Thanks to Guðmundur Einarsson for his answer,on which I elaborated here. I hope this time it`s correct 🙂

Best Answer

This is normally done with least angle regression, you can find the paper here.

Sorry about my confusion in the beginning, I am going to make another attempt at this.

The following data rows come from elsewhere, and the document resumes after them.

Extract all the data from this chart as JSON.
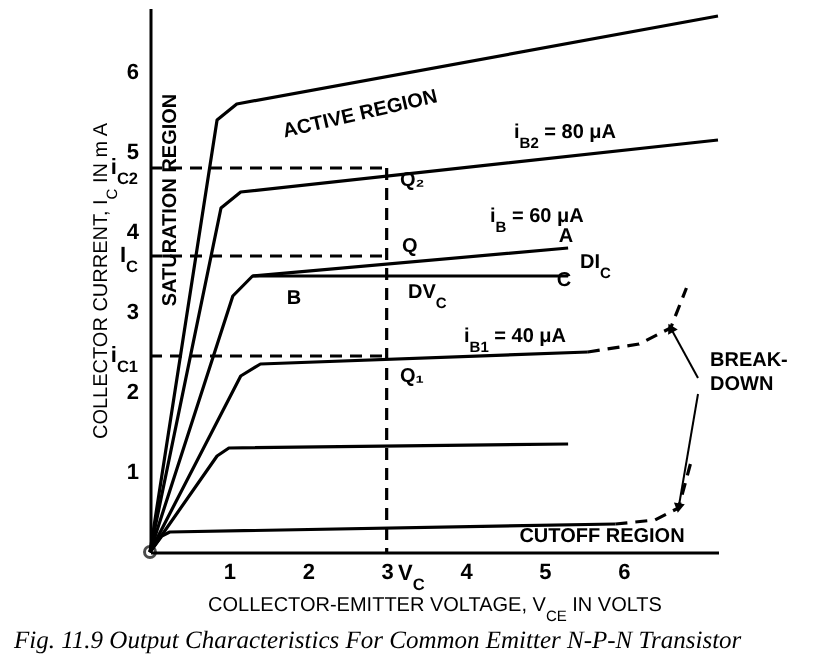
{
  "chart_data": {
    "type": "line",
    "title": "Fig. 11.9 Output Characteristics For Common Emitter N-P-N Transistor",
    "xlabel": "COLLECTOR-EMITTER VOLTAGE, V$_{CE}$ IN VOLTS",
    "ylabel": "COLLECTOR CURRENT, I$_{C}$ IN m A",
    "xlim": [
      0,
      7.2
    ],
    "ylim": [
      0,
      6.8
    ],
    "xticks": [
      1,
      2,
      3,
      4,
      5,
      6
    ],
    "yticks": [
      1,
      2,
      {
        "value": 2.45,
        "label": "i$_{C1}$"
      },
      3,
      {
        "value": 3.7,
        "label": "I$_{C}$"
      },
      4,
      {
        "value": 4.8,
        "label": "i$_{C2}$"
      },
      5,
      6
    ],
    "grid": false,
    "series": [
      {
        "color": "#000000",
        "x": [
          0,
          0.85,
          1.1,
          7.2
        ],
        "values": [
          0,
          5.4,
          5.6,
          6.7
        ]
      },
      {
        "color": "#000000",
        "x": [
          0,
          0.9,
          1.15,
          7.2
        ],
        "values": [
          0,
          4.3,
          4.5,
          5.15
        ]
      },
      {
        "color": "#000000",
        "x": [
          0,
          1.05,
          1.3,
          5.3
        ],
        "values": [
          0,
          3.2,
          3.45,
          3.8
        ]
      },
      {
        "color": "#000000",
        "x": [
          1.3,
          5.3
        ],
        "values": [
          3.45,
          3.45
        ]
      },
      {
        "color": "#000000",
        "x": [
          0,
          1.15,
          1.4,
          5.55
        ],
        "values": [
          0,
          2.2,
          2.35,
          2.5
        ]
      },
      {
        "color": "#000000",
        "x": [
          5.55,
          6.2,
          6.6,
          6.8
        ],
        "values": [
          2.5,
          2.6,
          2.8,
          3.3
        ],
        "line_style": "dashed"
      },
      {
        "color": "#000000",
        "x": [
          0,
          0.85,
          1.0,
          5.3
        ],
        "values": [
          0,
          1.2,
          1.3,
          1.35
        ]
      },
      {
        "color": "#000000",
        "x": [
          0,
          0.15,
          0.25,
          5.9
        ],
        "values": [
          0,
          0.2,
          0.25,
          0.35
        ]
      },
      {
        "color": "#000000",
        "x": [
          5.9,
          6.4,
          6.7,
          6.85
        ],
        "values": [
          0.35,
          0.4,
          0.55,
          1.1
        ],
        "line_style": "dashed"
      },
      {
        "color": "#000000",
        "x": [
          0,
          3
        ],
        "values": [
          4.8,
          4.8
        ],
        "line_style": "dashed"
      },
      {
        "color": "#000000",
        "x": [
          0,
          3
        ],
        "values": [
          3.7,
          3.7
        ],
        "line_style": "dashed"
      },
      {
        "color": "#000000",
        "x": [
          0,
          3
        ],
        "values": [
          2.45,
          2.45
        ],
        "line_style": "dashed"
      },
      {
        "color": "#000000",
        "x": [
          3,
          3
        ],
        "values": [
          4.8,
          0
        ],
        "line_style": "dashed"
      },
      {
        "type": "scatter",
        "marker": "circle",
        "color": "#000000",
        "x": [
          0
        ],
        "values": [
          0
        ]
      }
    ],
    "annotations": [
      "ACTIVE REGION",
      "SATURATION REGION",
      "CUTOFF REGION",
      "V$_{C}$",
      "i$_{B2}$ = 80 μA",
      "i$_{B}$ = 60 μA",
      "A",
      "C",
      "DI$_{C}$",
      "B",
      "DV$_{C}$",
      "Q₂",
      "Q",
      "Q₁",
      "i$_{B1}$ = 40 μA",
      {
        "text": "BREAK-\nDOWN",
        "x": 6.6,
        "y": 2.8
      }
    ]
  }
}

So after the expansion of your function $f(\beta)$ you get

$$ f(\beta)=\sum_{i=1}^n y_i^2 -2\sum_{i=1}^n y_i X_i \beta + \sum_{i=1}^n \beta^T X_i^T X_i \beta + \alpha \sum_{j=1}^p |\beta_j| $$

Then you calculate the partial derivative with respect to $\beta_j$. My concern is in your calculation of the partial derivative of the last term before the 1-norm, i.e. the quadratic term. Let's examine it further. We have that:

$$ X_i\beta = \beta^T X_i^T = (\beta_1 X_{i1}+\beta_2 X_{i2}+\cdots+ \beta_p X_{ip}) $$ So you can essentially rewrite your quadratic term as: $$ \sum_{i=1}^n \beta^T X_i^T X_i \beta = \sum_{i=1}^n (X_i \beta)^2 $$ Now we can use the chain rule to calculate the derivative of this w.r.t. $\beta_j$: $$ \frac{\partial }{\partial \beta_j} \sum_{i=1}^n (X_i \beta)^2 = \sum_{i=1}^n \frac{\partial }{\partial \beta_j} (X_i \beta)^2 = \sum_{i=1}^n 2(X_i \beta)X_{ij} $$

So now your problem does not simplify as easily, because you have all the $\beta$ coefficients present in each equation.

This does not answer your question of why there is no closed form solution of the Lasso, I might add something later on that.